Lechia jeszcze nigdy nie była tak blisko piłkarskiej Europy. Podopieczni Piotra Nowaka zagrają dzisiaj w Krakowie z Cracovią. Zwycięstwo zapewni biało-zielonym grę w Lidze Europejskiej. Dla piłkarzy z Gdańska niedzielne starcie to najważniejszy mecz sezonu. Już dzisiaj podopieczni Piotra Nowka mogą spełnić marzenia o piłkarskiej Europie. Trener Lechii uważa, że mecz z Cracovią to „mały finał” całego sezonu. – Na ten moment pracowaliśmy długie tygodnie, by znaleźć się w sytuacji, w której gramy o europejskie puchary i nasz los zależy tylko od nas. W niedzielę chcemy potwierdzić, że wspólnie dokonaliśmy w tym roku czegoś specjalnego, mówi Nowak.

MECZ O WSZYSTKO

Wygrana z Cracovią ma być zwieńczeniem ciężkiego sezonu w wykonaniu Lechii. – Chcemy udowodnić, że warto było poświęcić te godziny na ciężką pracę. Zbudowaliśmy wspólnie z chłopakami coś fajnego i chcemy zaprezentować, że wiara we własne umiejętności, poziom piłkarski i kultura gry są po naszej stronie. Jesteśmy mocni mentalnie i sportowo, przekonywał szkoleniowiec Lechii.

LECHIA MUSI WYGRAĆ

W tym spotkaniu Lechia nie może kalkulować. Tylko zwycięstwo może zapewnić Lechii udział w następnej edycji Ligii Europejskiej.
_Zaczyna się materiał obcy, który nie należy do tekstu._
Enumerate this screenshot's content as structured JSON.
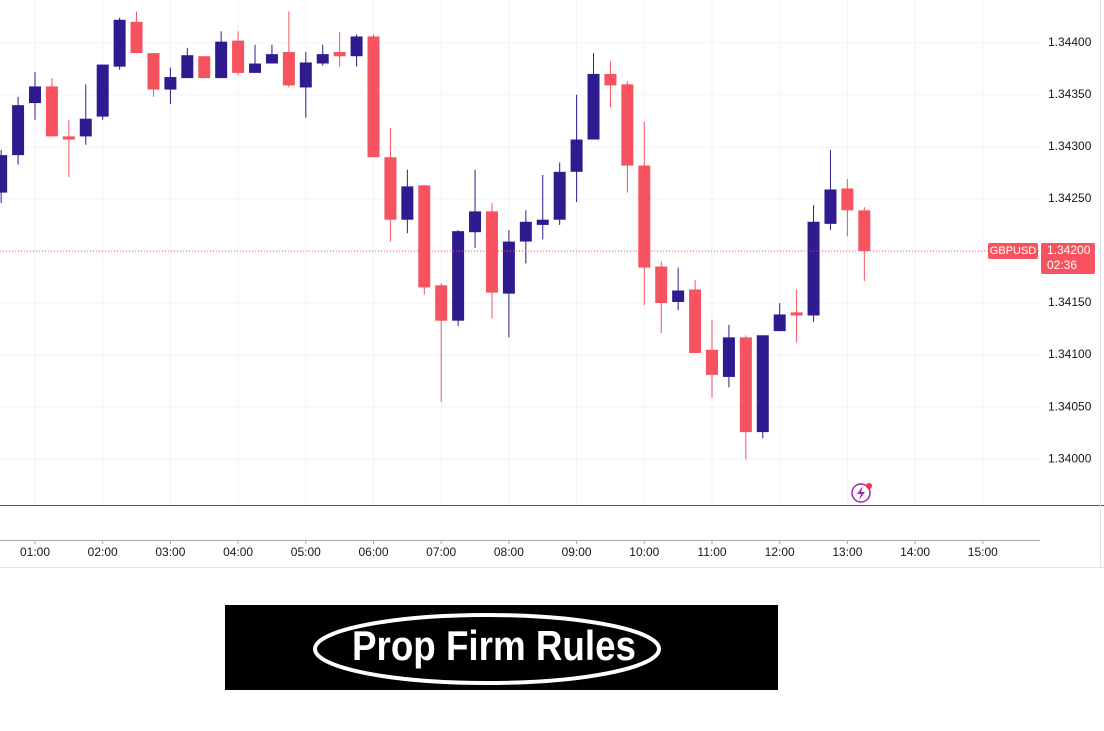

Każdy inny rezultat premiuje Cracovię Kraków. Czy piłkarzom Lechii będzie towarzyszyła dodatkowa presja? – W innych meczach o stawkę, jak z Legią Warszawa czy Ruchem Chorzów, dawaliśmy radę, więc teraz również będziemy zmobilizowani. Pokazaliśmy, że umiemy wypełniać zadania, które stoją przed nami, zaznaczył trener Nowak. – Mamy świadomość tego, że Lechia na stadionie Cracovii nie wygrała od 55 lat, ale pewne rzeczy trzeba przełamywać. Mówiąc całkiem obiektywnie, jesteśmy w stanie to zrobić. Gramy bardzo dobrą piłkę, czasem trochę zwalniamy, ale nie ma to wpływu na wynik. Po okresie lekkiego przestoju łapiemy oddech i zaczynamy na nowo. Nie spoczywamy na laurach, czego dowodem nasz ostatni mecz z Legią, kiedy prowadziliśmy 2:0, ale nie odpuściliśmy i mogliśmy wygrać wyżej – dodał szkoleniowiec biało-zielonych.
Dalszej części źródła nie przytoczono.